In this paper, we detail the conditions of precarity that women face as marginal subjects in the video games industry and as sexualized objects in its creative and cultural projects. We do so through the documentation of recent examples of violent, vitriolic, and hate-filled speech that has been targeted at women who have either spoken out from those margins, or who have been made the object of ridicule from with within the industry’s ranks. These examples demonstrate a form of extreme gender norm reinforcement that has been challenged through feminist activist work in a number of locales in North America. We also recount two activist projects in Canada that reveal how women remain precarious subjects even as they work to overcome their entrenched conditions of precarity through activist, women’s only groups, concluding with an accounting of a governing social and political order that ontologically re-inscribes women and their potential, actual creative capital and labour as peripheral.

Author Biographies

Jennifer Jenson, York University

Jennifer Jenson is Professor of Pedagogy and Technology in the Faculty of Education at York University, Canada.
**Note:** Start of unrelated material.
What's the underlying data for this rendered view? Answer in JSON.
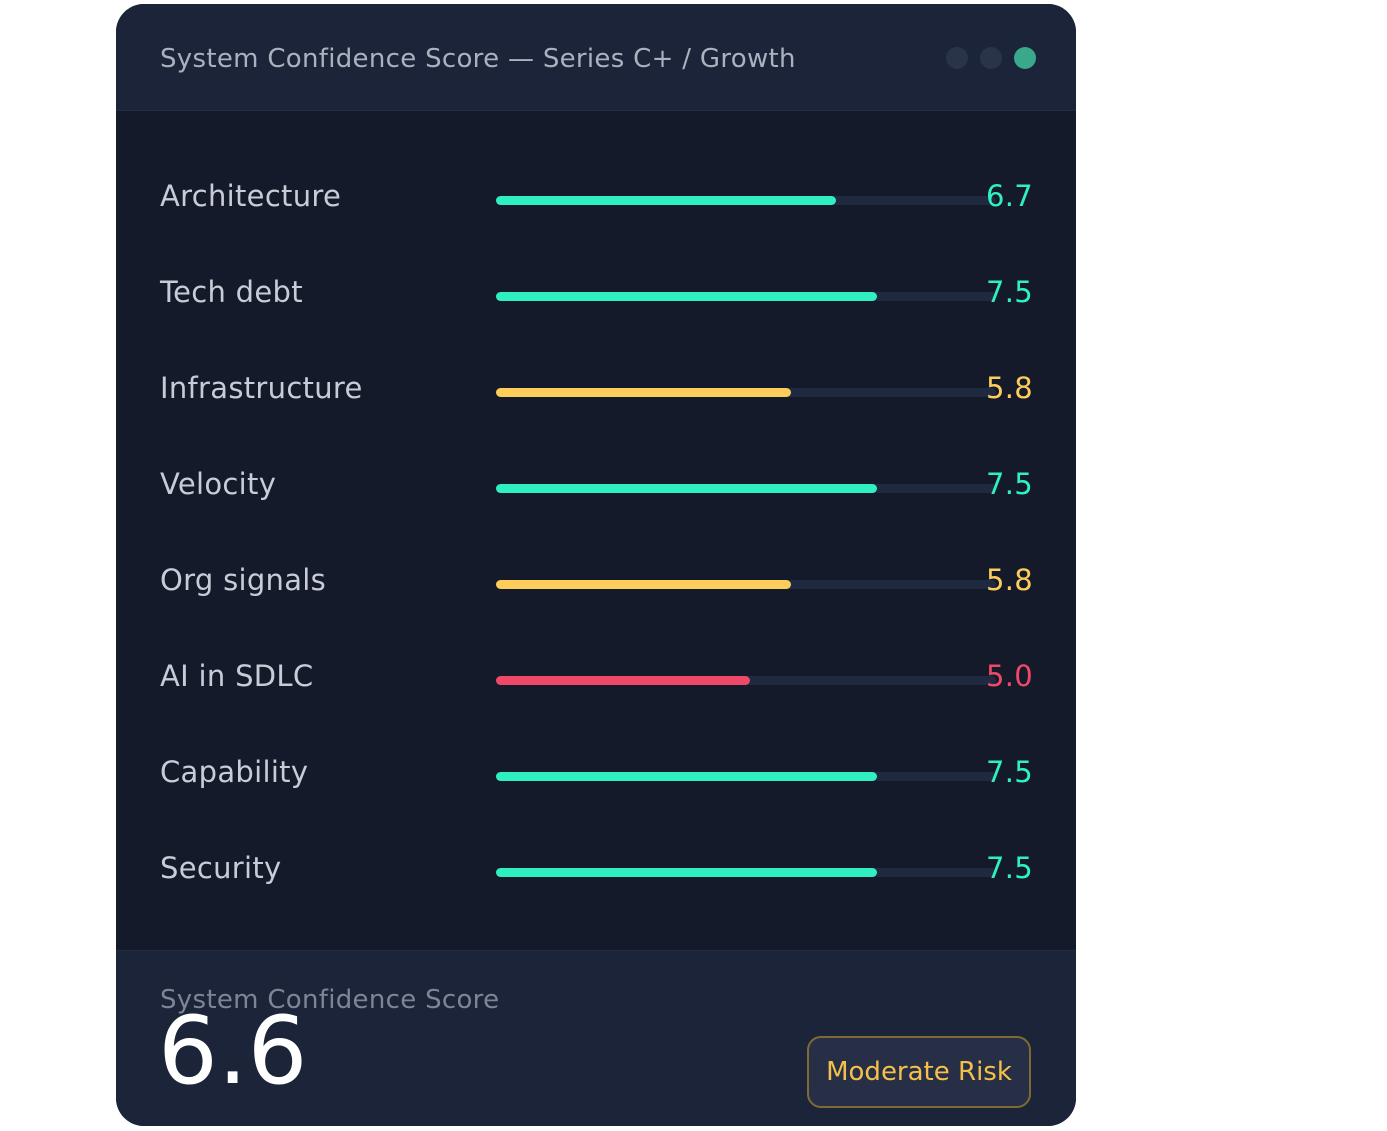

She specializes in gender/technology studies, media and cultural studies, has done extensive educational technology policy research and writing, and has published widely in these fields.

 

Suzanne de Castell, University of Ontario Institute of Technology

Suzanne de Castell is Professor and Dean of the Faculty of Education at the University of Ontario Institute of Technology. She works principally in literacy, new media and educational technology studies as these are informed by critical deconstructive analyses of gender, sexualities and ‘social justice.’